Synthetic biology has the potential to transform numerous aspects of our human existence, such as the manner in which we combat disease, cultivate food, and produce goods. However, the widespread use of engineered organisms in industrial and medical settings is hindered in part by i) the development of biological tools and parts in model organisms that are not guaranteed to function in application-relevant organisms, and ii) the lack of computational models to assess the robustness of genetic circuit designs and predict transcriptional changes due to the introduction of foreign DNA. Addressing these two challenges is made difficult due to the high-dimensional nature of gene regulatory networks. In this thesis, we address these challenges through a combination of large volumes of data and mathematically-principled approaches.

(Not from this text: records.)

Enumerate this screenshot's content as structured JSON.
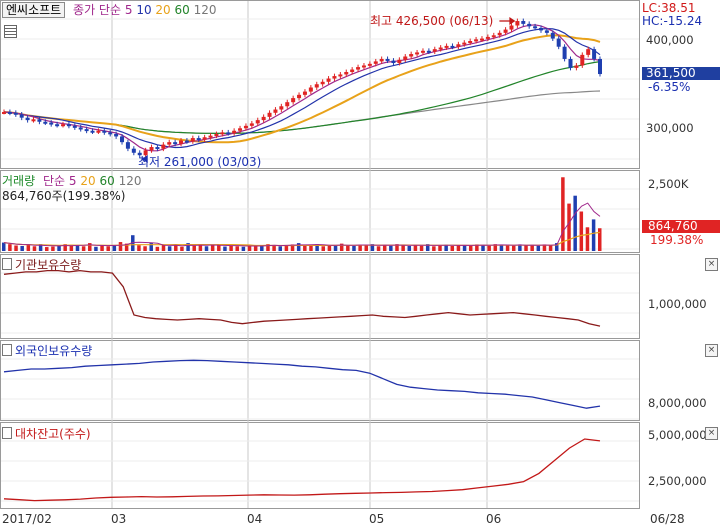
{
  "stock_name": "엔씨소프트",
  "price_pane": {
    "ma_label": "종가 단순",
    "ma_periods": [
      "5",
      "10",
      "20",
      "60",
      "120"
    ],
    "ma_colors": [
      "#a0288c",
      "#2233aa",
      "#e8a21a",
      "#22842a",
      "#888888"
    ],
    "lc": "LC:38.51",
    "hc": "HC:-15.24",
    "current_price": "361,500",
    "current_change": "-6.35%",
    "y_ticks": [
      "400,000",
      "300,000"
    ],
    "high_annotation": "최고 426,500 (06/13)",
    "low_annotation": "최저 261,000 (03/03)"
  },
  "volume_pane": {
    "title": "거래량",
    "ma_label": "단순",
    "ma_periods": [
      "5",
      "20",
      "60",
      "120"
    ],
    "subtitle": "864,760주(199.38%)",
    "y_tick": "2,500K",
    "current_volume": "864,760",
    "current_ratio": "199.38%"
  },
  "inst_pane": {
    "title": "기관보유수량",
    "y_tick": "1,000,000"
  },
  "foreign_pane": {
    "title": "외국인보유수량",
    "y_tick": "8,000,000"
  },
  "loan_pane": {
    "title": "대차잔고(주수)",
    "y_ticks": [
      "5,000,000",
      "2,500,000"
    ]
  },
  "x_axis": [
    "2017/02",
    "03",
    "04",
    "05",
    "06",
    "06/28"
  ],
  "chart_data": [
    {
      "type": "line",
      "title": "엔씨소프트",
      "series": [
        {
          "name": "종가",
          "values": [
            315000,
            314000,
            312000,
            308000,
            305000,
            306000,
            303000,
            302000,
            300000,
            299000,
            300000,
            298000,
            296000,
            294000,
            292000,
            291000,
            292000,
            290000,
            288000,
            285000,
            278000,
            270000,
            265000,
            262000,
            268000,
            272000,
            270000,
            275000,
            278000,
            276000,
            280000,
            279000,
            283000,
            281000,
            284000,
            286000,
            288000,
            290000,
            289000,
            292000,
            295000,
            298000,
            301000,
            305000,
            309000,
            314000,
            318000,
            322000,
            327000,
            332000,
            336000,
            340000,
            345000,
            349000,
            352000,
            356000,
            359000,
            361000,
            364000,
            367000,
            370000,
            372000,
            374000,
            377000,
            380000,
            378000,
            375000,
            379000,
            383000,
            386000,
            388000,
            390000,
            389000,
            392000,
            394000,
            396000,
            395000,
            398000,
            400000,
            402000,
            404000,
            405000,
            407000,
            409000,
            412000,
            416000,
            421000,
            426500,
            423000,
            420000,
            418000,
            415000,
            412000,
            405000,
            395000,
            380000,
            369000,
            372000,
            385000,
            392000,
            380000,
            361500
          ]
        }
      ],
      "ylim": [
        250000,
        440000
      ]
    },
    {
      "type": "bar",
      "title": "거래량",
      "series": [
        {
          "name": "거래량",
          "values": [
            320,
            260,
            210,
            190,
            240,
            180,
            260,
            150,
            170,
            200,
            260,
            230,
            210,
            180,
            300,
            160,
            200,
            180,
            220,
            340,
            280,
            600,
            220,
            180,
            300,
            160,
            240,
            180,
            220,
            160,
            300,
            200,
            240,
            180,
            210,
            260,
            170,
            200,
            180,
            160,
            230,
            180,
            200,
            260,
            210,
            180,
            220,
            250,
            300,
            200,
            230,
            260,
            180,
            210,
            200,
            280,
            220,
            190,
            240,
            210,
            260,
            180,
            230,
            200,
            260,
            210,
            190,
            230,
            200,
            260,
            180,
            220,
            240,
            190,
            230,
            210,
            200,
            250,
            230,
            200,
            260,
            210,
            230,
            200,
            250,
            210,
            230,
            200,
            250,
            220,
            300,
            2800,
            1800,
            2100,
            1500,
            900,
            1200,
            864.76
          ]
        }
      ],
      "ylim": [
        0,
        3000
      ]
    },
    {
      "type": "line",
      "title": "기관보유수량",
      "series": [
        {
          "name": "기관보유수량",
          "values": [
            1350000,
            1360000,
            1370000,
            1370000,
            1380000,
            1380000,
            1370000,
            1380000,
            1370000,
            1370000,
            1360000,
            1250000,
            1020000,
            1000000,
            990000,
            985000,
            980000,
            985000,
            990000,
            985000,
            980000,
            960000,
            950000,
            960000,
            970000,
            975000,
            980000,
            985000,
            990000,
            995000,
            1000000,
            1005000,
            1010000,
            1015000,
            1020000,
            1010000,
            1005000,
            1000000,
            1010000,
            1020000,
            1030000,
            1040000,
            1030000,
            1020000,
            1025000,
            1030000,
            1035000,
            1040000,
            1030000,
            1020000,
            1010000,
            1000000,
            990000,
            980000,
            950000,
            930000
          ]
        }
      ],
      "ylim": [
        850000,
        1450000
      ]
    },
    {
      "type": "line",
      "title": "외국인보유수량",
      "series": [
        {
          "name": "외국인보유수량",
          "values": [
            8230000,
            8240000,
            8250000,
            8250000,
            8255000,
            8260000,
            8270000,
            8275000,
            8280000,
            8285000,
            8290000,
            8300000,
            8305000,
            8310000,
            8312000,
            8310000,
            8305000,
            8300000,
            8295000,
            8290000,
            8285000,
            8280000,
            8270000,
            8265000,
            8255000,
            8245000,
            8240000,
            8220000,
            8180000,
            8140000,
            8120000,
            8110000,
            8100000,
            8095000,
            8090000,
            8080000,
            8075000,
            8070000,
            8060000,
            8050000,
            8030000,
            8010000,
            7990000,
            7970000,
            7985000
          ]
        }
      ],
      "ylim": [
        7900000,
        8400000
      ]
    },
    {
      "type": "line",
      "title": "대차잔고(주수)",
      "series": [
        {
          "name": "대차잔고(주수)",
          "values": [
            1600000,
            1550000,
            1500000,
            1520000,
            1540000,
            1580000,
            1640000,
            1680000,
            1700000,
            1720000,
            1700000,
            1710000,
            1730000,
            1750000,
            1760000,
            1780000,
            1800000,
            1820000,
            1810000,
            1800000,
            1820000,
            1850000,
            1880000,
            1900000,
            1920000,
            1940000,
            1950000,
            1980000,
            2000000,
            2050000,
            2100000,
            2200000,
            2300000,
            2400000,
            2550000,
            3000000,
            3700000,
            4400000,
            4900000,
            4800000
          ]
        }
      ],
      "ylim": [
        1200000,
        5400000
      ]
    }
  ]
}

A major challenge in biotechnology and biomanufacturing is the identification of a set of biomarkers for perturbations and metabolites of interest. In Chapter 2, we develop a data-driven, transcriptome-wide approach to rank perturbation-inducible genes from time-series RNA sequencing data for the discovery of analyte-responsive promoters. This provides a set of biomarkers that act as a proxy for the transcriptional state referred to as cell state. We construct low-dimensional models of gene expression dynamics and rank genes by their ability to capture the perturbation-specific cell state using a novel observability analysis. Providing an optimal selection of reporters, observability analysis identified 15 candidate biosensors for a pesticide in a non-model organism, whose collective response is greater than the sum of its parts. The engineered host cell, a living malathion sensor, can be optimized for use in environmental diagnostics while the developed machine learning tool can be applied to discover perturbation-inducible gene expression systems in the compendium of host organisms.
While observability analysis provides optimal selection of reporters to construct biosensors from, the engineering of microbes to transcribe and translate foreign DNA that comprise the biosensors (or any other synthetic genetic circuit) results in an unintended influence on the host transcriptome the consequences of which can be fatal to the engineered cell. In Chapter 3, we develop structured dynamic mode decomposition (sDMD), comprising of compositional Koopman operators which model the induced transcriptional changes of the host transcriptome by exogenous genes. We consider an experimental example, using high-throughput RNA sequencing measurements collected from wild-type \textit{E. coli}, single gate components transformed in \textit{E. coli}, and a NAND circuit composed from individual gates in \textit{E. coli}, to explore how compositional Koopman models encode increasing circuit interference on the native \textit{E. coli} transcriptome. From this dataset, sDMD can both recover known regulatory biology through recapitulation of known sugar utilization hierarchies and predict new regulatory mechanisms induced by the transcription and translation of foreign DNA.
While useful for modeling circuit-host impact, dynamic mode decomposition has significant drawbacks, the most important being the reliance on uniformly sampled data in time, a feature rarely satisfied by high-throughput biological measurements. This results in subpar usage of transcriptional data for inference of circuit-host impact. In Chapter 4, we develop a deep learning approach to disentangle the factors causing the transcriptional changes on a gene-by-gene basis. The model architecture is inspired by a latent process model in which we treat the latent gene expression and latent perturbations as unobserved processes. We show that we are able to recover known regulatory biology as well as discover new regulatory mechanisms which lead to unintended consequences. Specifically, our circuit-host impact model infers that engineering microbes are more resistant to $\beta$-lactam antibiotics than their wild-type counterparts. This hypothesis is confirmed in gram-negative bacteria.